What an excellent question! I think I would go out to lunch with the Elf-King, though I’m not sure he’s up by lunchtime. He’s sophisticated, dangerous, and completely unpredictable, so I’d take him to El Bulli in Spain (this is fantasy, right? So it’s still open). It’s the kind of place that deconstructs food and creates dishes using molecular gastronomy, and it’s the only restaurant I can think of that might possibly surprise such a jaded creature. I think he’d order the most expensive thing on the menu, not because it was expensive but just because that’s who he is. And he’d maybe take one bite. I would never dare ask him to share! But I think I’d enjoy the conversation…
If you could meet any author (living or dead), who would it be?
William Shakespeare. The historical figure of Shakespeare seems so different from the Shakespeare we think of when we read his works – I’d love to see who he really was.
What are 3 words that best describe your personality?

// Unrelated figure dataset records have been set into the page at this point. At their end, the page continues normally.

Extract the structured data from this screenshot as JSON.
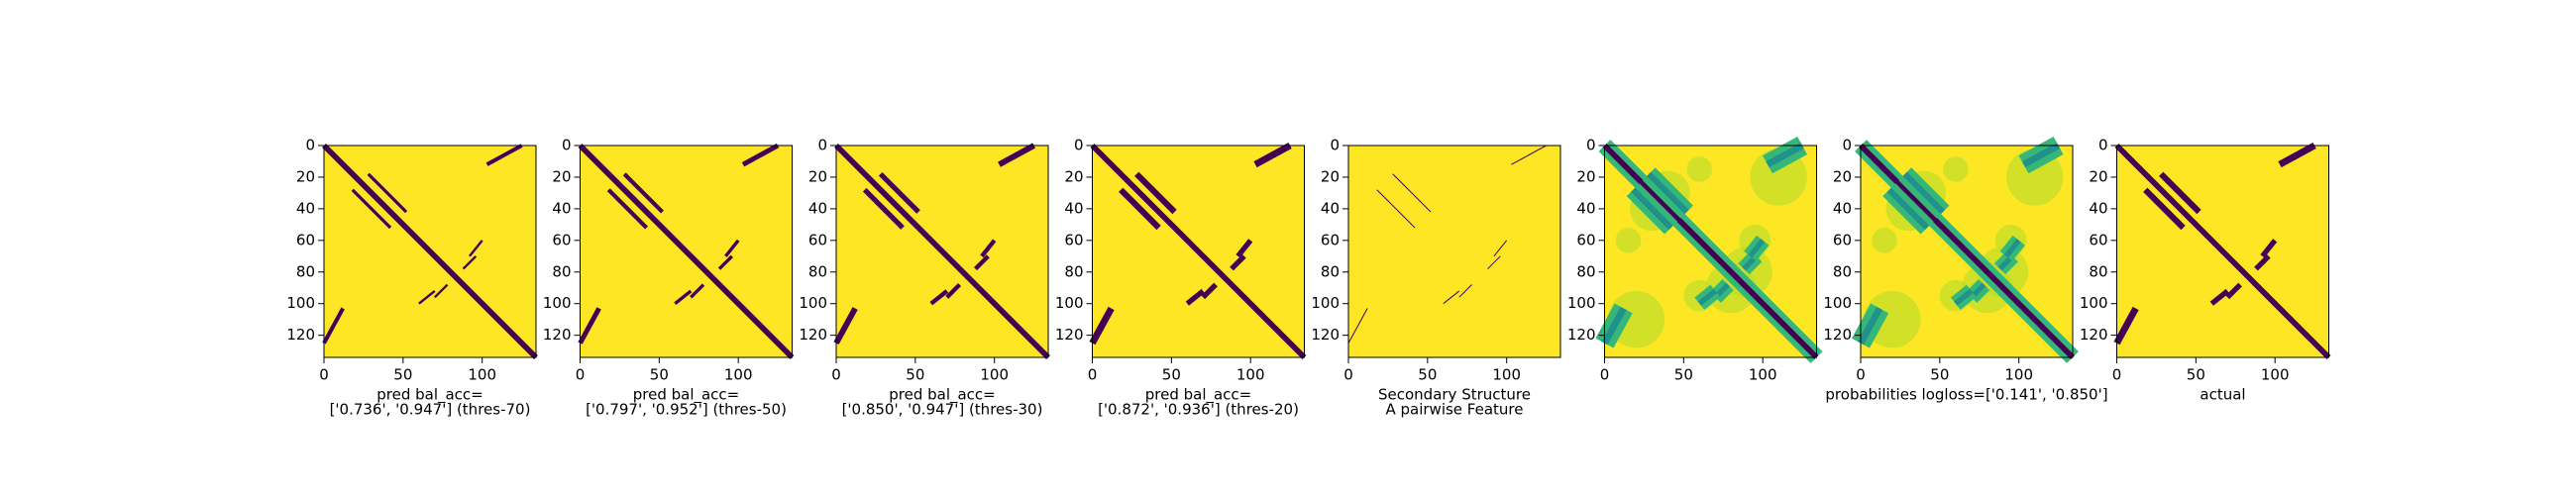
{
  "chart_data": [
    {
      "type": "heatmap",
      "xlabel": [
        "pred bal_acc=",
        "['0.736', '0.947'] (thres-70)"
      ],
      "xlim": [
        0,
        134
      ],
      "ylim": [
        134,
        0
      ],
      "xticks": [
        0,
        50,
        100
      ],
      "yticks": [
        0,
        20,
        40,
        60,
        80,
        100,
        120
      ]
    },
    {
      "type": "heatmap",
      "xlabel": [
        "pred bal_acc=",
        "['0.797', '0.952'] (thres-50)"
      ],
      "xlim": [
        0,
        134
      ],
      "ylim": [
        134,
        0
      ],
      "xticks": [
        0,
        50,
        100
      ],
      "yticks": [
        0,
        20,
        40,
        60,
        80,
        100,
        120
      ]
    },
    {
      "type": "heatmap",
      "xlabel": [
        "pred bal_acc=",
        "['0.850', '0.947'] (thres-30)"
      ],
      "xlim": [
        0,
        134
      ],
      "ylim": [
        134,
        0
      ],
      "xticks": [
        0,
        50,
        100
      ],
      "yticks": [
        0,
        20,
        40,
        60,
        80,
        100,
        120
      ]
    },
    {
      "type": "heatmap",
      "xlabel": [
        "pred bal_acc=",
        "['0.872', '0.936'] (thres-20)"
      ],
      "xlim": [
        0,
        134
      ],
      "ylim": [
        134,
        0
      ],
      "xticks": [
        0,
        50,
        100
      ],
      "yticks": [
        0,
        20,
        40,
        60,
        80,
        100,
        120
      ]
    },
    {
      "type": "heatmap",
      "xlabel": [
        "Secondary Structure",
        "A pairwise Feature"
      ],
      "xlim": [
        0,
        134
      ],
      "ylim": [
        134,
        0
      ],
      "xticks": [
        0,
        50,
        100
      ],
      "yticks": [
        0,
        20,
        40,
        60,
        80,
        100,
        120
      ]
    },
    {
      "type": "heatmap",
      "xlabel": [],
      "xlim": [
        0,
        134
      ],
      "ylim": [
        134,
        0
      ],
      "xticks": [
        0,
        50,
        100
      ],
      "yticks": [
        0,
        20,
        40,
        60,
        80,
        100,
        120
      ]
    },
    {
      "type": "heatmap",
      "xlabel": [
        "probabilities logloss=['0.141', '0.850']"
      ],
      "xlim": [
        0,
        134
      ],
      "ylim": [
        134,
        0
      ],
      "xticks": [
        0,
        50,
        100
      ],
      "yticks": [
        0,
        20,
        40,
        60,
        80,
        100,
        120
      ]
    },
    {
      "type": "heatmap",
      "xlabel": [
        "actual"
      ],
      "xlim": [
        0,
        134
      ],
      "ylim": [
        134,
        0
      ],
      "xticks": [
        0,
        50,
        100
      ],
      "yticks": [
        0,
        20,
        40,
        60,
        80,
        100,
        120
      ]
    }
  ]
}
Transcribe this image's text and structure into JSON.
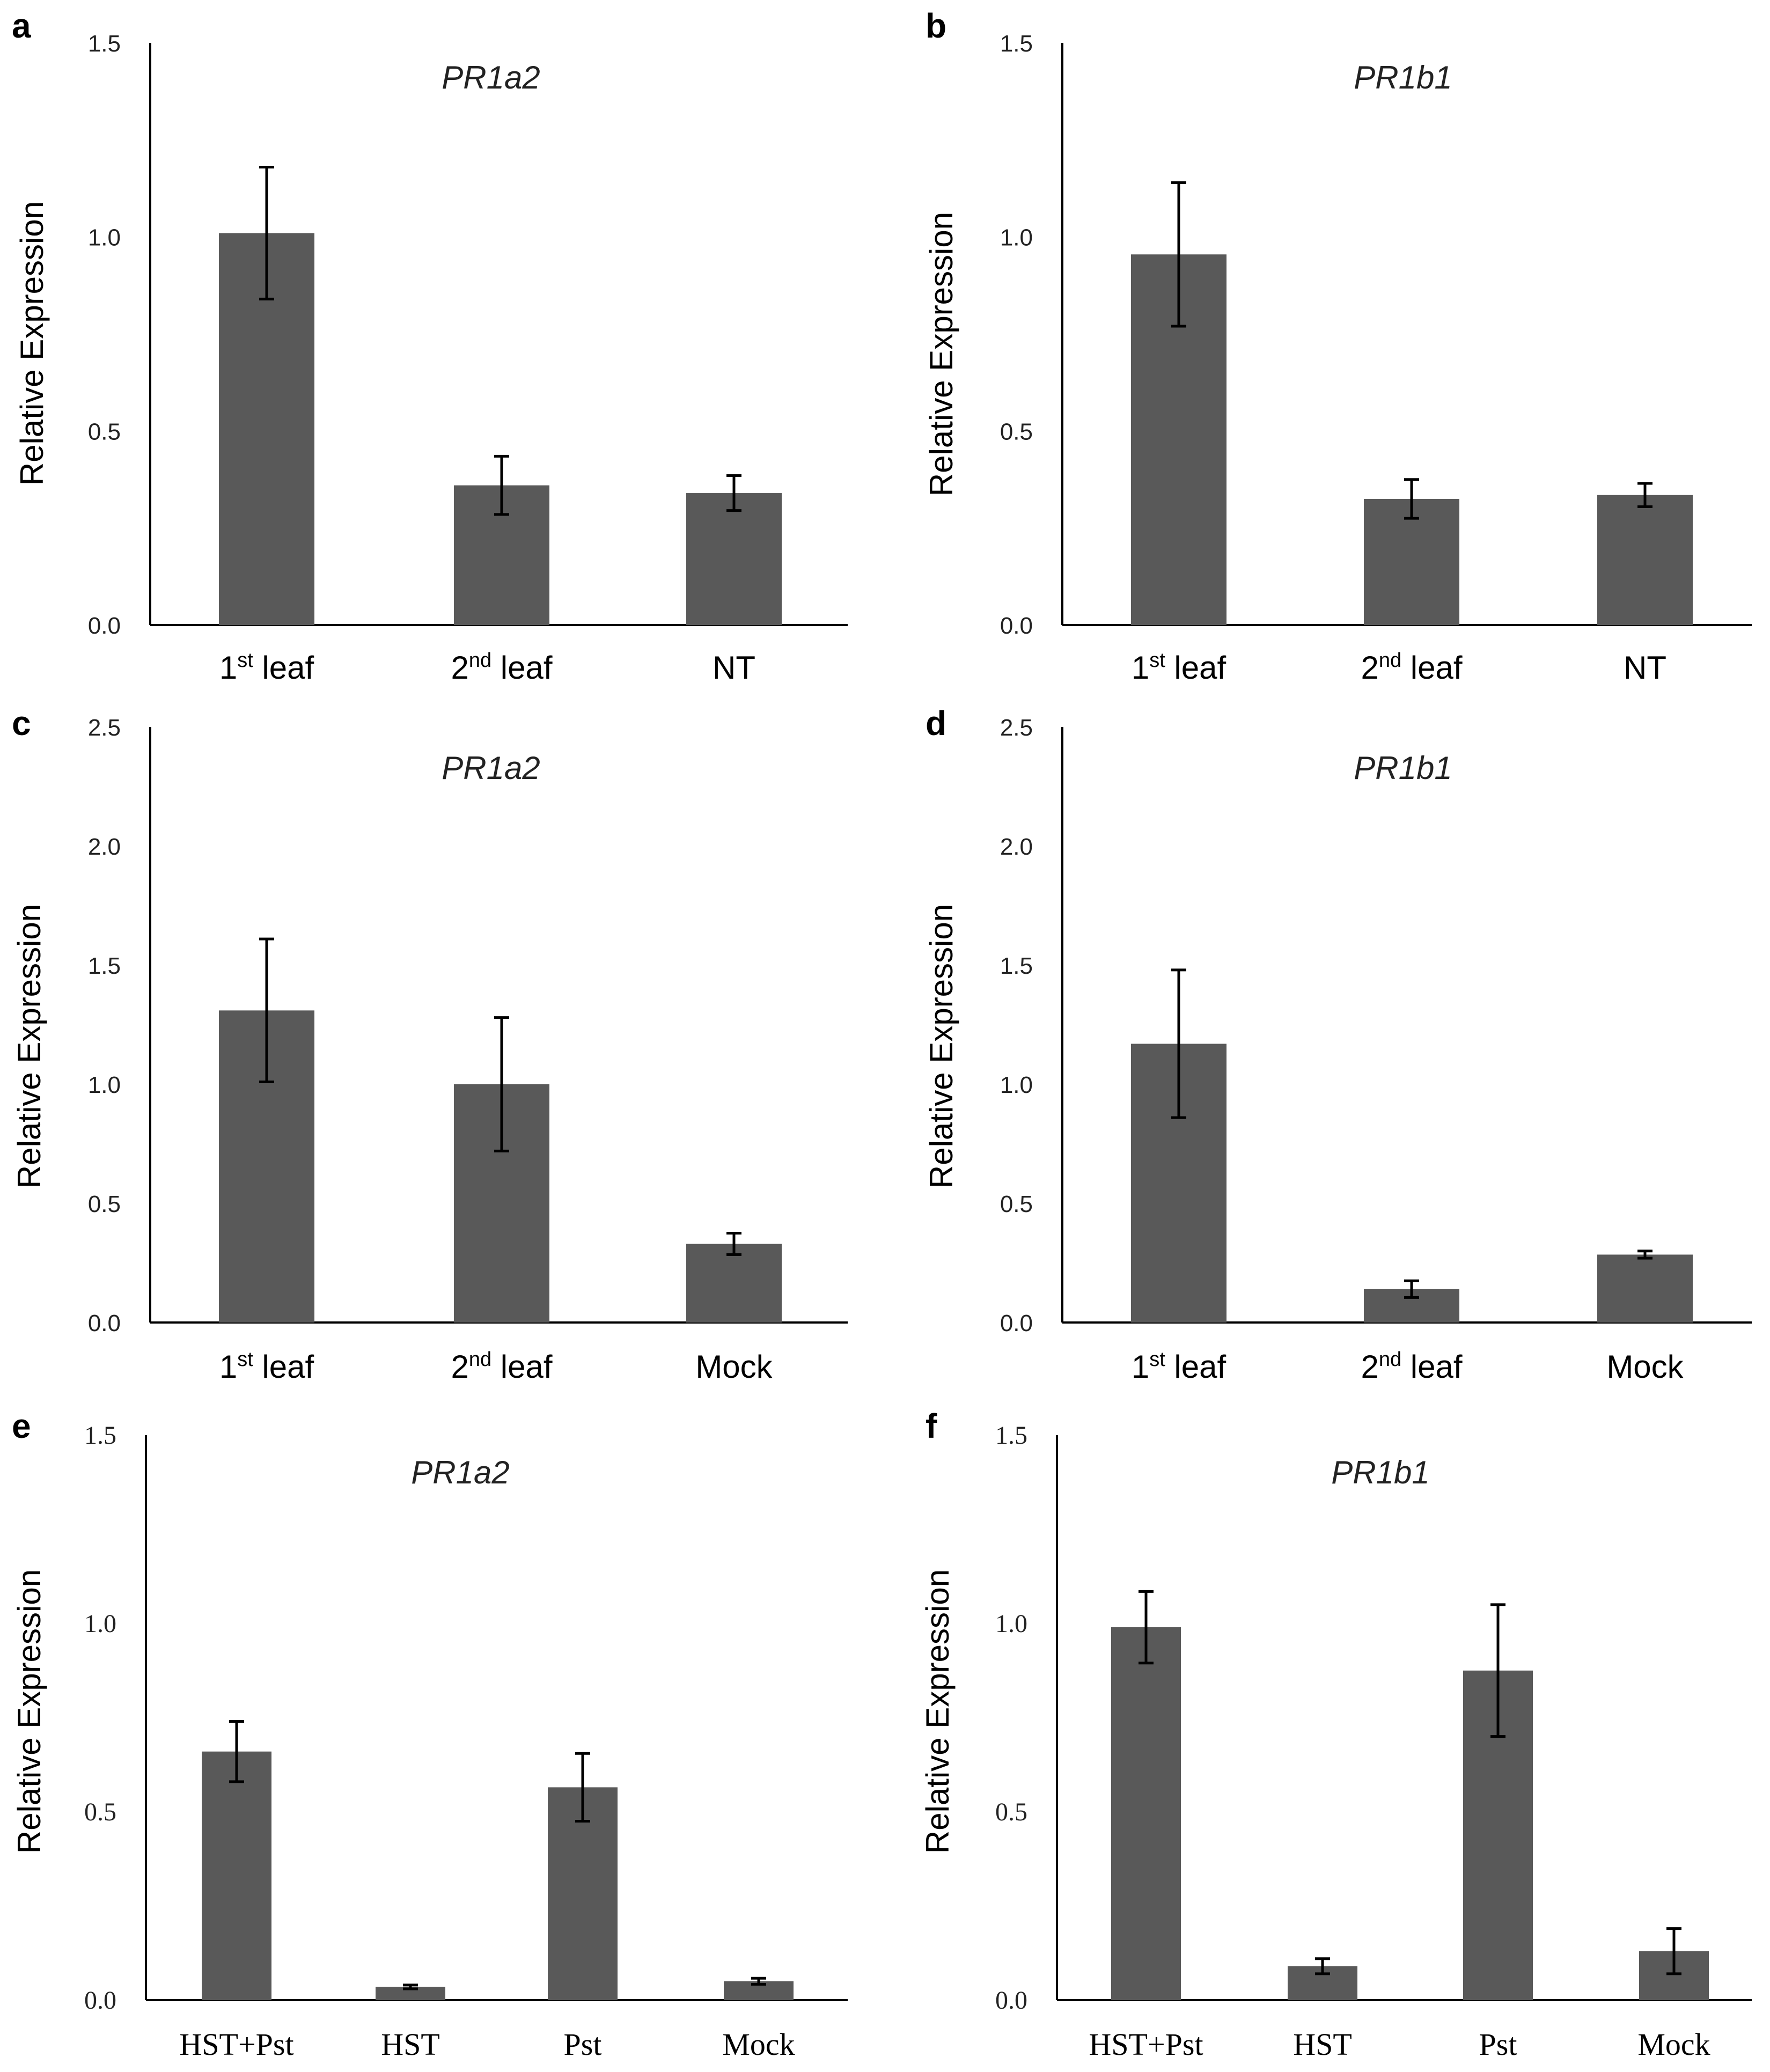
{
  "chart_data": [
    {
      "panel": "a",
      "type": "bar",
      "title": "PR1a2",
      "ylabel": "Relative Expression",
      "ylim": [
        0,
        1.5
      ],
      "yticks": [
        "0.0",
        "0.5",
        "1.0",
        "1.5"
      ],
      "categories": [
        "1st leaf",
        "2nd leaf",
        "NT"
      ],
      "values": [
        1.01,
        0.36,
        0.34
      ],
      "errors": [
        0.17,
        0.075,
        0.045
      ]
    },
    {
      "panel": "b",
      "type": "bar",
      "title": "PR1b1",
      "ylabel": "Relative Expression",
      "ylim": [
        0,
        1.5
      ],
      "yticks": [
        "0.0",
        "0.5",
        "1.0",
        "1.5"
      ],
      "categories": [
        "1st leaf",
        "2nd leaf",
        "NT"
      ],
      "values": [
        0.955,
        0.325,
        0.335
      ],
      "errors": [
        0.185,
        0.05,
        0.03
      ]
    },
    {
      "panel": "c",
      "type": "bar",
      "title": "PR1a2",
      "ylabel": "Relative Expression",
      "ylim": [
        0,
        2.5
      ],
      "yticks": [
        "0.0",
        "0.5",
        "1.0",
        "1.5",
        "2.0",
        "2.5"
      ],
      "categories": [
        "1st leaf",
        "2nd leaf",
        "Mock"
      ],
      "values": [
        1.31,
        1.0,
        0.33
      ],
      "errors": [
        0.3,
        0.28,
        0.045
      ]
    },
    {
      "panel": "d",
      "type": "bar",
      "title": "PR1b1",
      "ylabel": "Relative Expression",
      "ylim": [
        0,
        2.5
      ],
      "yticks": [
        "0.0",
        "0.5",
        "1.0",
        "1.5",
        "2.0",
        "2.5"
      ],
      "categories": [
        "1st leaf",
        "2nd leaf",
        "Mock"
      ],
      "values": [
        1.17,
        0.14,
        0.285
      ],
      "errors": [
        0.31,
        0.035,
        0.015
      ]
    },
    {
      "panel": "e",
      "type": "bar",
      "title": "PR1a2",
      "ylabel": "Relative Expression",
      "ylim": [
        0,
        1.5
      ],
      "yticks": [
        "0.0",
        "0.5",
        "1.0",
        "1.5"
      ],
      "categories": [
        "HST+Pst",
        "HST",
        "Pst",
        "Mock"
      ],
      "values": [
        0.66,
        0.035,
        0.565,
        0.05
      ],
      "errors": [
        0.08,
        0.005,
        0.09,
        0.008
      ]
    },
    {
      "panel": "f",
      "type": "bar",
      "title": "PR1b1",
      "ylabel": "Relative Expression",
      "ylim": [
        0,
        1.5
      ],
      "yticks": [
        "0.0",
        "0.5",
        "1.0",
        "1.5"
      ],
      "categories": [
        "HST+Pst",
        "HST",
        "Pst",
        "Mock"
      ],
      "values": [
        0.99,
        0.09,
        0.875,
        0.13
      ],
      "errors": [
        0.095,
        0.02,
        0.175,
        0.06
      ]
    }
  ]
}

Imaginative, organized, inquisitive. On a good day.
You are trapped on a desert island, with no way to escape. What 3 books would you bring?
The Complete Works of Shakespeare (are complete works cheating?). I’m not really a Shakespeare freak, though it might sound like it, but it would keep me busy for a while. War and Peace, for the same reason – and because I’d never get through it otherwise. And for fun, Lord of the Rings, The Hobbit included – more cheating!
If you had to choose one food to eat for the rest of your life, what would it be?
Chocolate, of course. I’m in Belgium, after all!
What is your all-time favorite fairy tale?
The Twelve Dancing Princesses. All those magnificent dresses, all those gorgeous shoes...
I think Diane deserves a round of applause for her wonderful answers and equally wonderful books!